At the end of every migration season, the monarch always returns to its ancestral setting. Humans don’t, of course. We move. We build. We protect what we love for as long as we can, even as we inflict change on the world. We resist. We adapt.
Hernandez is happy that her children have a life in this country, but she is worried by its course. If you surround yourself in an “artificial” world — with walls, with ignorance of nature — the real world might start disappearing around you.
“We don’t want this to happen to the butterfly,” she says. “Then it would be just something we’d hear about, or read about.”
Hernandez marched from the butterfly center to the Rio Grande and back, a three-mile round trip, using a walker.
Rachel Williams and her boyfriend, Dean, first bonded over monarchs. She taught him to catch and tag them. They road-tripped and backpacked to see them. And two weeks ago , they made the ultimate pilgrimage together, to the mountainous habitat in Mexico where eastern monarchs converge for the winter.
The fir trees sagged with butterflies. The sky was crossed with airborne rivers of orange. Some people weep when they see this spectacle. Some begin to pray. Williams, a biologist for the U.S. Fish and Wildlife Service, had never been more awestruck by nature. She made a vow right there to redouble her commitment to preserving the species, and what they meant to her.
The monarchs above them would soon travel up through Mexico, over the Rio Grande, generation by generation, visiting the backyards of America. In June, after a four-year deliberation, Williams’s agency will announce whether it will list the monarch as “threatened” under the Endangered Species Act. Some scientists think this is meaningless politics; others think it’s a way to focus the public’s attention on a problem.
Regardless, Williams will return to California’s remote Saline Valley around Thanksgiving to look for western monarchs at dawn, keeping an official tally with other counters across the continent. In the ’70s, monarchs in the Saline Valley numbered in the hundreds, and once topped 1,000. In 2017 Williams and other volunteers counted a maximum of 145. Last year they counted 27. There is a boomlet of monarchs in Mexico this year, but what happens if logging there continues? If the Earth keeps warming? Do the monarchs seek higher elevation, beyond the firs, up the mountain — and then, where?

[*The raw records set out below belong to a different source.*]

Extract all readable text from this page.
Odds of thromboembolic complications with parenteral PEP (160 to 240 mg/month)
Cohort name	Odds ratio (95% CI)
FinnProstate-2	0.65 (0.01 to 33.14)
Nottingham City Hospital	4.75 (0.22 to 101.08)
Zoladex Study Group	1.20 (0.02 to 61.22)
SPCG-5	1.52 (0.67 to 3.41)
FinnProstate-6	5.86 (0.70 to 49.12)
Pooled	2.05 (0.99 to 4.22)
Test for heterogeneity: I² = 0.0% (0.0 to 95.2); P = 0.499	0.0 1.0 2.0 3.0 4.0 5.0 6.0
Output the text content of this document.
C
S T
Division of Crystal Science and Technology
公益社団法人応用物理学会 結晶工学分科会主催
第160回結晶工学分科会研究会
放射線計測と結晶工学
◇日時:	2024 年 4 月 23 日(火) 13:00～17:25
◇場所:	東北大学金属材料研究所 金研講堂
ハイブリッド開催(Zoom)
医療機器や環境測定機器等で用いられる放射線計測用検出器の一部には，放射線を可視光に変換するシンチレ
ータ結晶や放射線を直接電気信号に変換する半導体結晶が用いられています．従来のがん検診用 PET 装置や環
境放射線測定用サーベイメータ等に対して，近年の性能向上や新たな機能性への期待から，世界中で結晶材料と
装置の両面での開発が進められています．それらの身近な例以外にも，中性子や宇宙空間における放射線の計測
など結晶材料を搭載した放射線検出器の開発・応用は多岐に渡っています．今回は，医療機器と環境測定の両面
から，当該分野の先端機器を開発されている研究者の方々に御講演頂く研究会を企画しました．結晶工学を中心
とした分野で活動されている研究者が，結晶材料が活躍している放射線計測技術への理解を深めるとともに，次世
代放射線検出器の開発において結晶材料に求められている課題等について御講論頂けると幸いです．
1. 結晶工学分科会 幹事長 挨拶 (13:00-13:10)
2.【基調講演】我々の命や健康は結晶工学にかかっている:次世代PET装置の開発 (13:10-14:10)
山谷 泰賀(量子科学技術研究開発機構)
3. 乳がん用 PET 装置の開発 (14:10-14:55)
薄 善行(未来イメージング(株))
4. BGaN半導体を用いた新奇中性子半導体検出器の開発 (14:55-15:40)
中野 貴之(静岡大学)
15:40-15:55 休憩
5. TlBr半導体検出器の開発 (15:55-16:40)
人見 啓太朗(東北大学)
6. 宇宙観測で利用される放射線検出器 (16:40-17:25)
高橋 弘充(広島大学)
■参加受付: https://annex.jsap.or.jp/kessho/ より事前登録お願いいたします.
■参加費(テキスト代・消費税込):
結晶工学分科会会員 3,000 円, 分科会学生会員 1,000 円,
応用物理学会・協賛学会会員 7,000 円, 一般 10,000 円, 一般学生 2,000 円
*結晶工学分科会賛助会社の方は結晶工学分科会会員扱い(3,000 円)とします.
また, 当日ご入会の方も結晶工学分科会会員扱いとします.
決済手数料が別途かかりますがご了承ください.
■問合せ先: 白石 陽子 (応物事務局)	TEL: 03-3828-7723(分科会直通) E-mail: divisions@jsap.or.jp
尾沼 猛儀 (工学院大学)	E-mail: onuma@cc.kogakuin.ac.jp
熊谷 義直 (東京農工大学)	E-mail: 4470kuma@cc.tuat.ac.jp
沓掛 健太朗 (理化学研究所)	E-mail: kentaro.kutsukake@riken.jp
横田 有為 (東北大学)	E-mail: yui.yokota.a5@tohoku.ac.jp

For now, on her trip, Williams was surrounded by abundance, by the connection to nature, to something old and enduring. At one point she stopped to photograph a cluster of monarchs along the trail. Dean rummaged through his camera bag, behind her. That morning he had put on a dress shirt, and tucked it in, so she knew something was up.
She turned around and saw the ring.
Her answer was already in the air, fluttering all around them.